En ese instante es cuando recuperamos la dignidad y vemos con claridad lo que somos, justo cuando nos sentimos derrotados, minúsculos y prescindibles. 


No tener nada




No hay que buscar lejos, tampoco hay que buscar nada fenomenal o importante, basta con la casa, con su diminuta realidad. Cualquier objeto sirve como ejemplo de esa sucesión de pérdidas, patologías y decadencias que es la vida. 

Basta una anciana toalla doblada, herida en un extremo, una libreta de tripa amarillenta, cirrótica, ilegible, o la artrosis de las bisagras de la puerta del baño. Basta un poco de curiosidad y todo nos enseña su agrietada naturaleza: la fractura del lápiz que interrumpe un made in Ger(many), el cuello doblado del crisantemo amarillo, las cicatrices en la madera de la silla, la escoliosis de la estantería de falso nogal, que amenaza con desplomarse, las amputaciones de una camiseta irreconocible que devino en trapo, las quemaduras del plafón, las hemorragias de la humedad en los tabiques, la cianosis de la fotografía, el carcinoma de los grifos.

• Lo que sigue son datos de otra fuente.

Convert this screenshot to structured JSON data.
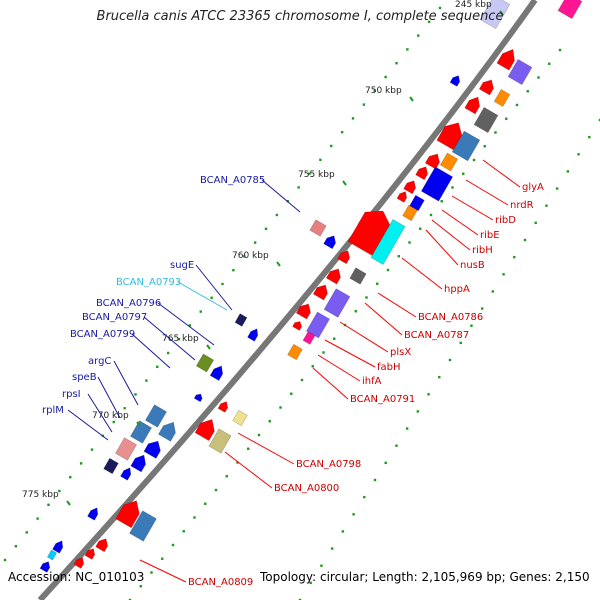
{
  "title": "Brucella canis ATCC 23365 chromosome I, complete sequence",
  "footer": {
    "accession": "Accession: NC_010103",
    "topology": "Topology: circular; Length: 2,105,969 bp; Genes: 2,150"
  },
  "ticks": [
    "245 kbp",
    "750 kbp",
    "755 kbp",
    "760 kbp",
    "765 kbp",
    "770 kbp",
    "775 kbp"
  ],
  "labels_left": [
    "BCAN_A0785",
    "sugE",
    "BCAN_A0793",
    "BCAN_A0796",
    "BCAN_A0797",
    "BCAN_A0799",
    "argC",
    "speB",
    "rpsI",
    "rplM"
  ],
  "labels_right": [
    "glyA",
    "nrdR",
    "ribD",
    "ribE",
    "ribH",
    "nusB",
    "hppA",
    "BCAN_A0786",
    "BCAN_A0787",
    "plsX",
    "fabH",
    "ihfA",
    "BCAN_A0791",
    "BCAN_A0798",
    "BCAN_A0800",
    "BCAN_A0809"
  ],
  "colors": {
    "red": "#ff0000",
    "blue": "#0000ee",
    "lightblue": "#00ccff",
    "steel": "#3a7ab8",
    "purple": "#7a5cf0",
    "orange": "#ff8c00",
    "gray": "#606060",
    "pink": "#ff1493",
    "olive": "#6b8e23",
    "khaki": "#d8cf86",
    "navy": "#1a1a5e"
  }
}
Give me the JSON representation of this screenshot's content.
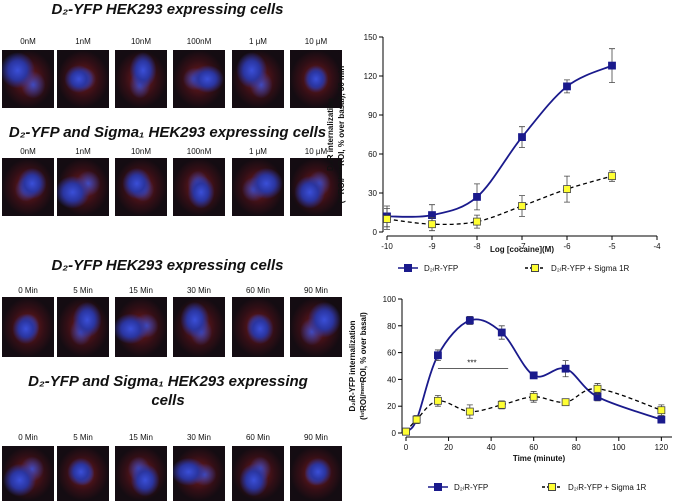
{
  "panels": [
    {
      "title": "D₂-YFP HEK293 expressing cells",
      "labels": [
        "0nM",
        "1nM",
        "10nM",
        "100nM",
        "1 μM",
        "10 μM"
      ]
    },
    {
      "title": "D₂-YFP and Sigma₁ HEK293 expressing cells",
      "labels": [
        "0nM",
        "1nM",
        "10nM",
        "100nM",
        "1 μM",
        "10 μM"
      ]
    },
    {
      "title": "D₂-YFP HEK293 expressing cells",
      "labels": [
        "0 Min",
        "5 Min",
        "15 Min",
        "30 Min",
        "60 Min",
        "90 Min"
      ]
    },
    {
      "title": "D₂-YFP and Sigma₁ HEK293 expressing cells",
      "labels": [
        "0 Min",
        "5 Min",
        "15 Min",
        "30 Min",
        "60 Min",
        "90 Min"
      ]
    }
  ],
  "charts": [
    {
      "type": "line",
      "x_label": "Log [cocaine](M)",
      "y_label": [
        "D₂ₗR internalization",
        "(ⁱⁿᵗROI/ᵐᵉᵐROI, % over basal), 30 min"
      ],
      "x": [
        -10,
        -9,
        -8,
        -7,
        -6,
        -5
      ],
      "xlim": [
        -10,
        -4
      ],
      "xticks": [
        -10,
        -9,
        -8,
        -7,
        -6,
        -5,
        -4
      ],
      "ylim": [
        0,
        150
      ],
      "yticks": [
        0,
        30,
        60,
        90,
        120,
        150
      ],
      "series": [
        {
          "name": "D₂ₗR-YFP",
          "color": "#1a1a8c",
          "line_color": "#1a1a8c",
          "dashed": false,
          "values": [
            12,
            13,
            27,
            73,
            112,
            128
          ],
          "errors": [
            8,
            8,
            10,
            8,
            5,
            13
          ]
        },
        {
          "name": "D₂ₗR-YFP + Sigma 1R",
          "color": "#ffff33",
          "line_color": "#000000",
          "dashed": true,
          "values": [
            10,
            6,
            8,
            20,
            33,
            43
          ],
          "errors": [
            8,
            5,
            5,
            8,
            10,
            4
          ]
        }
      ]
    },
    {
      "type": "line",
      "x_label": "Time (minute)",
      "y_label": [
        "D₂ₗR-YFP internalization",
        "(ⁱⁿᵗROI/ᵐᵉᵐROI, % over basal)"
      ],
      "annotation": "***",
      "x": [
        0,
        5,
        15,
        30,
        45,
        60,
        75,
        90,
        120
      ],
      "xlim": [
        0,
        125
      ],
      "xticks": [
        0,
        20,
        40,
        60,
        80,
        100,
        120
      ],
      "ylim": [
        0,
        100
      ],
      "yticks": [
        0,
        20,
        40,
        60,
        80,
        100
      ],
      "series": [
        {
          "name": "D₂ₗR-YFP",
          "color": "#1a1a8c",
          "line_color": "#1a1a8c",
          "dashed": false,
          "values": [
            1,
            10,
            58,
            84,
            75,
            43,
            48,
            27,
            10
          ],
          "errors": [
            0,
            3,
            4,
            3,
            5,
            2,
            6,
            3,
            2
          ]
        },
        {
          "name": "D₂ₗR-YFP + Sigma 1R",
          "color": "#ffff33",
          "line_color": "#000000",
          "dashed": true,
          "values": [
            1,
            10,
            24,
            16,
            21,
            27,
            23,
            33,
            17
          ],
          "errors": [
            0,
            2,
            4,
            5,
            3,
            4,
            2,
            4,
            4
          ]
        }
      ]
    }
  ]
}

Bajo esta calma sonora corre un insecto invisible que se adentra en cada objeto y lo enferma. Pero escucha un segundo: en este ejército quebradizo y moribundo de la casa, justo antes de la desaparición, se eleva un canto mudo que habla de lo que creímos tener y no era nuestro. 

Nada, ni una sola cosa era nuestra. Todo eran préstamos del azar, limosnas del día.

No importa, es mejor así. No tener nada es todo lo que se puede tener.

Observa esa luz esmaltada que se detiene ahora en la mano suspendida sobre el teclado: pronto te dirá que no, que está cansada y es tarde, y se apagará en silencio, liviana, insignificante.